Dalam perlawanan dengan Arianisme, St Basilius Agung (329-379) sempat minta dukungan Paus Damasus I untuk membantu memerangi Arianisme yang juga berkembang di Gereja Timur. St Basilius Agung adalah Uskup Caesarea Mazaca (kini menjadi gelar Uskup Tituler Caesarea di Cappadocia), Cappadocia, Asia Kecil. Caesarea Mazaca saat ini bernama Kayseri, kota di wilayah Anatolia tengah, Turki.
Selama bertakhta, Paus Damasus I merestorasi Gereja San Lorenzo di Damaso dan menyediakan bangunan yang layak untuk memulai penyimpanan arsip kepausan. Dia juga membangun Basilika St Sebastianus di Via Appia, jalan yang menghubungkan Roma dengan Brindisi. Di sana dibangun sebuah monumen marmer “Platonia”, yang konon sempat digunakan untuk menyemayamkan relikui St Petrus dan St Paulus selama beberapa waktu ketika dipindahkan tahun 258.
Paus Damasus I juga membangun sebuah “basilicula” ‘gereja kecil’ di Via Ardeatina, jalan sepanjang 39 kilometer yang menghubungkan Roma dengan Ardea.
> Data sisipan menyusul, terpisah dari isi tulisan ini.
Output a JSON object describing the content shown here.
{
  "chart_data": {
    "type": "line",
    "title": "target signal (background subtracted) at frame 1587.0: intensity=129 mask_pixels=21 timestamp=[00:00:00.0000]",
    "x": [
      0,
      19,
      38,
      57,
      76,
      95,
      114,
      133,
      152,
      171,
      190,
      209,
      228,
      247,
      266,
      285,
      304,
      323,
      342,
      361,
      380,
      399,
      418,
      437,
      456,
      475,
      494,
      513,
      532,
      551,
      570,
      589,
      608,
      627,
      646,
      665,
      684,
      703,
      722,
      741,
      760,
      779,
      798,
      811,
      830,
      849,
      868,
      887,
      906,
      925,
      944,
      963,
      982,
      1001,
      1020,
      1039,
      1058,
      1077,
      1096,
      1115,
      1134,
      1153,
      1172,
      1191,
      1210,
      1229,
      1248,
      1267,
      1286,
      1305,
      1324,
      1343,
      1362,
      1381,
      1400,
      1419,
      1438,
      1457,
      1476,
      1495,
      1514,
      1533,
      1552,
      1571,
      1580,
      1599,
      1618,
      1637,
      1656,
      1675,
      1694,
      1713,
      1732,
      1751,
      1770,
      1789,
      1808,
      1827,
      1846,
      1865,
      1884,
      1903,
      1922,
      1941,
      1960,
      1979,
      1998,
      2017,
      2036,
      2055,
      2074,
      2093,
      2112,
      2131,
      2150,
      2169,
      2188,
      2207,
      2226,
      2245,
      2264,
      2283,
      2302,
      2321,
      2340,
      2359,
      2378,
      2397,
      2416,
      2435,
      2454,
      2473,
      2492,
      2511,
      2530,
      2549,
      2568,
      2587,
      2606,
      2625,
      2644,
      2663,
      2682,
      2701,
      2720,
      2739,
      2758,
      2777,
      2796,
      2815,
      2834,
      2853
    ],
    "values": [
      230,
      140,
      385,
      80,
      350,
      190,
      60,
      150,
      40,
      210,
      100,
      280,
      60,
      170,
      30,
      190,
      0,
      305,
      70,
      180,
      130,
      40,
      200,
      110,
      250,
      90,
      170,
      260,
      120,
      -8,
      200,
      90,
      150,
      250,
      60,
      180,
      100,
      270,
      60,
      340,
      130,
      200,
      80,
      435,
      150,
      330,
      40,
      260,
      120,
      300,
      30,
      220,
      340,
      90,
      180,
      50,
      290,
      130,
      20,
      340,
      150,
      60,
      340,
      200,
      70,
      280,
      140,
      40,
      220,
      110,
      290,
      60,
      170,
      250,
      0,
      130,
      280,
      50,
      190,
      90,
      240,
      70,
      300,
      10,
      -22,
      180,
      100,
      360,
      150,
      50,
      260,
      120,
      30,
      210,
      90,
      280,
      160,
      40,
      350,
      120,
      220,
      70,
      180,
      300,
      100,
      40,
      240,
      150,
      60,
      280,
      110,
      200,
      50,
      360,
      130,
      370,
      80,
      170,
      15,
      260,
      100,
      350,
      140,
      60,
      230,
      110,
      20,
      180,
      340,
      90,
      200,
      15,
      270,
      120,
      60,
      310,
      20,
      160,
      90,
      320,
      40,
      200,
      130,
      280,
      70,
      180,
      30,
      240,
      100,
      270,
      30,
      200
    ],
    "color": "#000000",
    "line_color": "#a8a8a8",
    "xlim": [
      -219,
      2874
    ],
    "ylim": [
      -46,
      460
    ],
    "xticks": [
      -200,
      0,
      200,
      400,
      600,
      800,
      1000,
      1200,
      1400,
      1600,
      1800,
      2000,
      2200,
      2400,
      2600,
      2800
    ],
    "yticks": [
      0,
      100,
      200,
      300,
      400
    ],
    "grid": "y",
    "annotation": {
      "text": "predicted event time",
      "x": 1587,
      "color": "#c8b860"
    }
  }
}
Basilicula ini terletak antara pemakaman St Callistus (†222), Paus pada 217-222; dan St Flavia Domitilla (†96), orang kudus dari abad pertama, cucu perempuan Kaisar Vespasianus (9-79). Reruntuhan bangunan ini ditemukan sekitar tahun 1902-1903. Di tempat inilah, Paus kudus yang wafat pada 11 Desember 384 ini dikuburkan bersama ibu dan saudarinya.
Pada nisan ibunya, tertulis nama sang ibu “Laurentia”. Selain itu, juga dijelaskan bahwa ibunya hidup sebagai janda selama 60 tahun, yang diisi dengan pelayanan khusus kepada Tuhan. Laurentia wafat pada usia 89 tahun, dan dapat melihat generasi keempat dalam keluarganya.
Paus Damasus I juga membangun tempat pembaptisan yang dipersembahkan kepada St Petrus di Vatikan. Dia memiliki devosi yang luar biasa kepada para martir di Roma. Tak heran jika banyak katakombe ia restorasi. Dia juga banyak menulis kisah-kisah pendek tentang para martir dan orang kudus, lagu-lagu, baik dalam bentuk prosa maupun puisi. Banyak karyanya yang sudah hilang, tetapi sebagian masih tersimpan di arsip kepausan. Hingga kini, Gereja memperingatinya tiap 11 Desember.